Face à nos doutes sur le risque d’une erreur judiciaire – similaire à celle d’Outreau, en France –, le policier affirme que les preuves existent, il les a trouvées. « Une fille avait dessiné sur ses livres et ses cahiers tout ce qu’il lui arrivait. » Le discours officiel veut que la conspiration du silence ait été organisée pour ne pas stigmatiser la communauté anglo-pakistanaise et attiser le racisme. Le procureur Nazir Afzal, magistrat de la Couronne (équivalent du ministère public), qui conduit au tribunal les affaires d’abus sexuel sur enfants et de violences contre les femmes, analyse les faits pour « The Guardian » : « Nous avons traité de cas similaires dans tout le pays, et l’origine ethnique des agresseurs varie selon les lieux… Leur origine ethnique est un fait. (…) Elle ne définit pas les agresseurs. C’est leur attitude envers les femmes qui les définit. C’est une question de domination masculine. » Le haut magistrat estime que les preuves suggèrent que les victimes n’étaient pas ciblées parce qu’elles étaient blanches, mais parce qu’elles étaient vulnérables. « On ne devrait pas stigmatiser une communauté tout entière à cause de quelques dizaines de criminels issus de cette communauté, dans son ensemble respectueuse des lois. »

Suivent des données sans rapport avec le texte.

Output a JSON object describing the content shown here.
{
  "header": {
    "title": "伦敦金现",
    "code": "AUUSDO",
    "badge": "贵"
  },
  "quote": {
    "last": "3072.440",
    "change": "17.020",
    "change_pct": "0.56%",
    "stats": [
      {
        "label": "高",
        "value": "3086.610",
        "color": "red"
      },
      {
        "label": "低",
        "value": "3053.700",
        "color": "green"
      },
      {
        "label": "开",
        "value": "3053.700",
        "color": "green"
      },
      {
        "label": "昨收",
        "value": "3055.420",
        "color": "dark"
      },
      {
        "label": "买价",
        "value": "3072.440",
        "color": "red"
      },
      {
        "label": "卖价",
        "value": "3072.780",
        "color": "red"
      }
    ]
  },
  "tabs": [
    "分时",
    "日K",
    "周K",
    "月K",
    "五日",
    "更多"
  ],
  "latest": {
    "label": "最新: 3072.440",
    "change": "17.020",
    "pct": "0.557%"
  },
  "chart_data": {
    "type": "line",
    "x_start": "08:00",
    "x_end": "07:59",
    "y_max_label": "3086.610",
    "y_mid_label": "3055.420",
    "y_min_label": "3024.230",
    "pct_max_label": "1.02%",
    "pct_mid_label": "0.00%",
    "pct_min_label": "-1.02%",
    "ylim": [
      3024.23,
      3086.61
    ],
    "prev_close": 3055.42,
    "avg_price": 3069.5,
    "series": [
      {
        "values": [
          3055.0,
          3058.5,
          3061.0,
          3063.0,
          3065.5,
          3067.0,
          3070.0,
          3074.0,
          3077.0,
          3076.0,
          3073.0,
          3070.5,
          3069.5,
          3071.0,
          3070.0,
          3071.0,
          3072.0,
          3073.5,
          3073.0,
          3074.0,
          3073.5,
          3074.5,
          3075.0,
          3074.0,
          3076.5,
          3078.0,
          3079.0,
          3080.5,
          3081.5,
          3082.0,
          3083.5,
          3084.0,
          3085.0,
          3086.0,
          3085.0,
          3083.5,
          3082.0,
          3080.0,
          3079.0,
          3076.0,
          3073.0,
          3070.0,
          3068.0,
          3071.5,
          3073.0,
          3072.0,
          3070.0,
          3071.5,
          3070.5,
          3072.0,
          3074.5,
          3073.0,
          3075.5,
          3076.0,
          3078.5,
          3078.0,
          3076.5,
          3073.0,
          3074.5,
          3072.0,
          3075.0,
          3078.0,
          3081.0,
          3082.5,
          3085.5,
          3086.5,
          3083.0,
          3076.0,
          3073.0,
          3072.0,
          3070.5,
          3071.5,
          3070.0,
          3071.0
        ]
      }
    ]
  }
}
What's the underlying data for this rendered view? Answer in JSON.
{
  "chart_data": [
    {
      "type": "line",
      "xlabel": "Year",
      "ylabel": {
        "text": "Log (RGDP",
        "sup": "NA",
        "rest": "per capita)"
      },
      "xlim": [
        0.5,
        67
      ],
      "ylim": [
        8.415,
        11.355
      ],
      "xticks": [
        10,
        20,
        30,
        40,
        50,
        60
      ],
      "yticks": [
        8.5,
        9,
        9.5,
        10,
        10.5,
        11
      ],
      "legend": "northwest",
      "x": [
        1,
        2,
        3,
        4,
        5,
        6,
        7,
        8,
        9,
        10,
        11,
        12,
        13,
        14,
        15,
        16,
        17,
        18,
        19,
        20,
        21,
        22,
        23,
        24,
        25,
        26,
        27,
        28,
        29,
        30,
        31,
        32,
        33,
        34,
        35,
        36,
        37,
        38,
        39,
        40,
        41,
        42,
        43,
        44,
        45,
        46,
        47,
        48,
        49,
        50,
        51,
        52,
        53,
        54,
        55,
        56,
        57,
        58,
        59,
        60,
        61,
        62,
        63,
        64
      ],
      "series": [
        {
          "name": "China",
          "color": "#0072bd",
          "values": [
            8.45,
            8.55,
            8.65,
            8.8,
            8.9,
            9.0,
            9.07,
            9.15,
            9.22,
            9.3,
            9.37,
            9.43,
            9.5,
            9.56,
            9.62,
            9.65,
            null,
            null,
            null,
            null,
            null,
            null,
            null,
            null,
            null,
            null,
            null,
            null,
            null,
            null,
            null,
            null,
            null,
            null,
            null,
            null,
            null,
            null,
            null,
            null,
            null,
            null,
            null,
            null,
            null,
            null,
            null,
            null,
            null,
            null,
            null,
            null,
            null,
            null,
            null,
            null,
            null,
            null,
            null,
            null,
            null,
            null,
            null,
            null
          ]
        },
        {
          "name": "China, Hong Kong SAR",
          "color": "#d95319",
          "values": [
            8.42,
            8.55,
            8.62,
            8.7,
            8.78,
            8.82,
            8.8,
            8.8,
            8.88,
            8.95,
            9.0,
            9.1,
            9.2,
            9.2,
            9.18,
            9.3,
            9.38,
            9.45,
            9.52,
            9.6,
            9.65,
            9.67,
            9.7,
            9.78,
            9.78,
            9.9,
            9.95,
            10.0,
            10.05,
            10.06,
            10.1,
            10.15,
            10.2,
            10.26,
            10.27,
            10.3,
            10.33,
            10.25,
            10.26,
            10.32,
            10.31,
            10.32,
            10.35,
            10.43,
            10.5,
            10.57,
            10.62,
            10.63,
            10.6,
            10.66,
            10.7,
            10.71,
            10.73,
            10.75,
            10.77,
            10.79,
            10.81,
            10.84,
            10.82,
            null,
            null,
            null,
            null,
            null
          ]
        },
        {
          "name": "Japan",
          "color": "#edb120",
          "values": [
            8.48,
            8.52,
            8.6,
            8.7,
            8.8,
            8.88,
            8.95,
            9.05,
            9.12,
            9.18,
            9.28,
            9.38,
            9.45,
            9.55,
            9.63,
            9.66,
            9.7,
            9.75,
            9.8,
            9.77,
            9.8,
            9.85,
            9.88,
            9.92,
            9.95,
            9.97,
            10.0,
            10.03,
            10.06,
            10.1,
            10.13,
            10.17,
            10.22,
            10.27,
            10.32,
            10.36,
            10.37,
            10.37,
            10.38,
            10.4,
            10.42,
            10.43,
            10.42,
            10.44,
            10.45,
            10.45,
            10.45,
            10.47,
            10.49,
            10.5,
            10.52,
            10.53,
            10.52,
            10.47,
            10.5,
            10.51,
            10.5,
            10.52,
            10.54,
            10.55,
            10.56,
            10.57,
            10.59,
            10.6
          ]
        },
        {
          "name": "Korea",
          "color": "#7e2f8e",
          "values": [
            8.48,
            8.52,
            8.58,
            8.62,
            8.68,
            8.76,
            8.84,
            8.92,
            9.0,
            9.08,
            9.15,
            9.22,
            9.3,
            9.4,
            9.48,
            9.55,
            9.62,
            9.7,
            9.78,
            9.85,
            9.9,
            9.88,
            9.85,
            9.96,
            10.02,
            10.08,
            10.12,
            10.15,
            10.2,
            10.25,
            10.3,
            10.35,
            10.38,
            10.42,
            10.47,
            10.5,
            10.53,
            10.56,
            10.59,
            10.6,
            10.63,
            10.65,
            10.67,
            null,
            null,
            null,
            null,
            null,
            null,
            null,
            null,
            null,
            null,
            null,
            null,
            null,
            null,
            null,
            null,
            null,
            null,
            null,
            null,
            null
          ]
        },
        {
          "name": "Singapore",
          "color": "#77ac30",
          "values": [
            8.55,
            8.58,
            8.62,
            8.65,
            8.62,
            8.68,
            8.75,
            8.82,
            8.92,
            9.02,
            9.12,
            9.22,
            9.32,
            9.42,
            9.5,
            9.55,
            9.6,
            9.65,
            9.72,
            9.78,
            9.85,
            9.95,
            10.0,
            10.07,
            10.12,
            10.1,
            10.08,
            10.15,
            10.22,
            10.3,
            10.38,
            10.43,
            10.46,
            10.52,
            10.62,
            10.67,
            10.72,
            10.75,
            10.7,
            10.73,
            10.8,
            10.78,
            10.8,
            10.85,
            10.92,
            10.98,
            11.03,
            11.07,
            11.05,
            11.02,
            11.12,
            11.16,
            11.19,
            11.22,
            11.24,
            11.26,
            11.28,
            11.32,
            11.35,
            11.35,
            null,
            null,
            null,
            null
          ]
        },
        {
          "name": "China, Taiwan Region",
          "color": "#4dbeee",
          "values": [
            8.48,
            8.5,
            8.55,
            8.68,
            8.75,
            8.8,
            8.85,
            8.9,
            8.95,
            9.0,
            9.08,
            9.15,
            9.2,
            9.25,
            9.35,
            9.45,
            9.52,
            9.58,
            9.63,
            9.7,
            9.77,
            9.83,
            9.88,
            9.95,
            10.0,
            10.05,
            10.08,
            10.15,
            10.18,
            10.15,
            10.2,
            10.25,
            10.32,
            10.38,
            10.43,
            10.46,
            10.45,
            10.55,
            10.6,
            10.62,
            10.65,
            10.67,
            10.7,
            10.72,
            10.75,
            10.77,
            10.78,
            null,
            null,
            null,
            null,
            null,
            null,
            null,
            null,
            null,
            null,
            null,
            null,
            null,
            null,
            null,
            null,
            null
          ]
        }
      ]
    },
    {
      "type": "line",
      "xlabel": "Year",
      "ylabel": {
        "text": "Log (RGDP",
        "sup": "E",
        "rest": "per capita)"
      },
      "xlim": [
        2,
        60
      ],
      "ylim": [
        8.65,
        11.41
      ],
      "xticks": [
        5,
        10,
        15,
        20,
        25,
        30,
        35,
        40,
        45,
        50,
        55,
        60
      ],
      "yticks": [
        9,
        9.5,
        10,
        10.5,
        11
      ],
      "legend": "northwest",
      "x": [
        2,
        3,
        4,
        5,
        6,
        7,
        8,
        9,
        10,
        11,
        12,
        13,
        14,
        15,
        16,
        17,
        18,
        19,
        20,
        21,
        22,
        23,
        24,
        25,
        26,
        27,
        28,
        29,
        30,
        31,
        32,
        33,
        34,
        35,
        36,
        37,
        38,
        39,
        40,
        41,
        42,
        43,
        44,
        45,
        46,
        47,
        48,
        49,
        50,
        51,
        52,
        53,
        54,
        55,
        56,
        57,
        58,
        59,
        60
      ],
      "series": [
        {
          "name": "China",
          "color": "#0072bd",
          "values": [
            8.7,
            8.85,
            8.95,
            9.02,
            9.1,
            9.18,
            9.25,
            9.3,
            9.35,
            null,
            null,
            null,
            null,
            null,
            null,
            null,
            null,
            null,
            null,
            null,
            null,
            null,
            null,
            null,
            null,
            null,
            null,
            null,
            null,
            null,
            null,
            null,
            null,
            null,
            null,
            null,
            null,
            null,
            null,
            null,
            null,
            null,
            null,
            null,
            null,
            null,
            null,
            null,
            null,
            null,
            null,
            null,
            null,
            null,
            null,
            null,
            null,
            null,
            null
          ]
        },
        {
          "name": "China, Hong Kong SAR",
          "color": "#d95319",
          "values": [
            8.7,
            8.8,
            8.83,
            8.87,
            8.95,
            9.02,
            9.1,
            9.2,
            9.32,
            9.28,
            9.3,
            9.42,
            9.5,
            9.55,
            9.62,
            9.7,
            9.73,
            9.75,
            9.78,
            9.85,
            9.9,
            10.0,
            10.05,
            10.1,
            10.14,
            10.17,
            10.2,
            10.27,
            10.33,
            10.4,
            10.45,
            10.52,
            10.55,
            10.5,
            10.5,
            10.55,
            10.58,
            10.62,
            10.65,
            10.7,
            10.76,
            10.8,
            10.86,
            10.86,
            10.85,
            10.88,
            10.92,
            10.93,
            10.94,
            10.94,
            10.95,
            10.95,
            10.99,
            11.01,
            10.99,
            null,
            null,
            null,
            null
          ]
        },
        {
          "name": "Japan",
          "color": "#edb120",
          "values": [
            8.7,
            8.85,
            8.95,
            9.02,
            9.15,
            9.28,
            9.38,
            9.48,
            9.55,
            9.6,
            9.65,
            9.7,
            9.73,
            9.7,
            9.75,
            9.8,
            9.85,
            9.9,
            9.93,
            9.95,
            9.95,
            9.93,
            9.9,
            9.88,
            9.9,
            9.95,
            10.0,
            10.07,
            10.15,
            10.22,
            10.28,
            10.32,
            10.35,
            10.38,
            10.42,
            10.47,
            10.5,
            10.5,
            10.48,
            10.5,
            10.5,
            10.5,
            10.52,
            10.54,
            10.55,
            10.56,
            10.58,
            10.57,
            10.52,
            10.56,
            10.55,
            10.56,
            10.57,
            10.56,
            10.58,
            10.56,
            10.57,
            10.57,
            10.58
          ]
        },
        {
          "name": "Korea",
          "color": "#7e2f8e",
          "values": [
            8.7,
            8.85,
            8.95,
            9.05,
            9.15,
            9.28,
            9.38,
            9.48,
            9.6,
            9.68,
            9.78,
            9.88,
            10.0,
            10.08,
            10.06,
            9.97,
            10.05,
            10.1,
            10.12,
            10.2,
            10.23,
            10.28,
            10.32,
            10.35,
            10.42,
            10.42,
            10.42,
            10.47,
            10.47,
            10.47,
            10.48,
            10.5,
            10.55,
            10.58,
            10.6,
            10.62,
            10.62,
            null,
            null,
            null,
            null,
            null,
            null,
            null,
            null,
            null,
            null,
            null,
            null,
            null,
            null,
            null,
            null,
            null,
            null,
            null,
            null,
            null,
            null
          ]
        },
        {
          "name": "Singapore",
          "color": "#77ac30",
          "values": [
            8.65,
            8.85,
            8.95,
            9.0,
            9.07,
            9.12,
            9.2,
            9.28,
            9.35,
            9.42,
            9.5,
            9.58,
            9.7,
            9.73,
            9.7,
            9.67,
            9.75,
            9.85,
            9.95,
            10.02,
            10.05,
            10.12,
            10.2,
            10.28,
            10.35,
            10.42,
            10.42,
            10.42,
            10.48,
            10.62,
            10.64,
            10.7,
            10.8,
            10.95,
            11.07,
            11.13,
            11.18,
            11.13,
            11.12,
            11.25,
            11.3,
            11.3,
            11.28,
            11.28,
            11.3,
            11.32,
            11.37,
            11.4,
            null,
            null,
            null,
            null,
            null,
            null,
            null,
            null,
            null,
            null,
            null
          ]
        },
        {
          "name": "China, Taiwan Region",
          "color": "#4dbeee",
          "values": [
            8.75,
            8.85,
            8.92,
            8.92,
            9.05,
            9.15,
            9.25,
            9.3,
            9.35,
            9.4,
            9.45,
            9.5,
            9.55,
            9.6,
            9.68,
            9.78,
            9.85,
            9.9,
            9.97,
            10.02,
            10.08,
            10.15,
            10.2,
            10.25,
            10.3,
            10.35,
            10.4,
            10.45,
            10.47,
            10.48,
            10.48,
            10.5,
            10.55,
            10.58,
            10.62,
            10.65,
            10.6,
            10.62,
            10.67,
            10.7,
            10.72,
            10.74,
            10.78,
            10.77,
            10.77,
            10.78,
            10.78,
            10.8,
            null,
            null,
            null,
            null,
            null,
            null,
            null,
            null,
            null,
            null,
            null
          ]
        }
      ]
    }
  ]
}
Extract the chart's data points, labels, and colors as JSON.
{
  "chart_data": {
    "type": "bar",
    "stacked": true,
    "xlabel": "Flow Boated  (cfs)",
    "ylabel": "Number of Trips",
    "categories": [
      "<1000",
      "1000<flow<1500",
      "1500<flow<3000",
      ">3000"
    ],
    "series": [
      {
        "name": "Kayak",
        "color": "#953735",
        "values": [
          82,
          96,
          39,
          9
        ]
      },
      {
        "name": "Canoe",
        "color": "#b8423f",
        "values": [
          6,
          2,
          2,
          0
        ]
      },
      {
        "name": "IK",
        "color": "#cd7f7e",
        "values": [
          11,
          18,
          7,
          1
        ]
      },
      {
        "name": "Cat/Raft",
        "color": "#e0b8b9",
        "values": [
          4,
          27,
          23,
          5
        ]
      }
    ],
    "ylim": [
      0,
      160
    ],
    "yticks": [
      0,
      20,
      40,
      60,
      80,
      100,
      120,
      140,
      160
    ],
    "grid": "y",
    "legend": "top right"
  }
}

Dix nouvelles victimes par semaine

La mère de Lizzie, qui a porté plainte au commissariat après avoir découvert sa fille se faisant violer sur un terrain de sport, s’est vu répondre par la police : « Ce sont des choses qui arrivent. »

« Et cela continue, je l’ai constaté moi-même », prévient David Greenwood, avocat qui défend aujourd’hui trente-quatre victimes. Maître Greenwood, Jayne Senior, la députée (travailliste) Sarah Champion et le journaliste Andrew Norfolk constituent un bataillon d’incorruptibles bien décidés à casser la conspiration du silence, à se battre pour que justice soit faite. Jayne et Sarah reçoivent dix nouvelles victimes par semaine, dont beaucoup n’ont pas témoigné pour le rapport Jay. Jayne Senior s’insurge : « Qu’on arrête de punir les victimes ! A 13 ans, vous voulez être grande, mais vous êtes vulnérable. Alors qu’elles ont été abusées pendant des années, personne n’a entendu leur voix, elles ont besoin de soutien. »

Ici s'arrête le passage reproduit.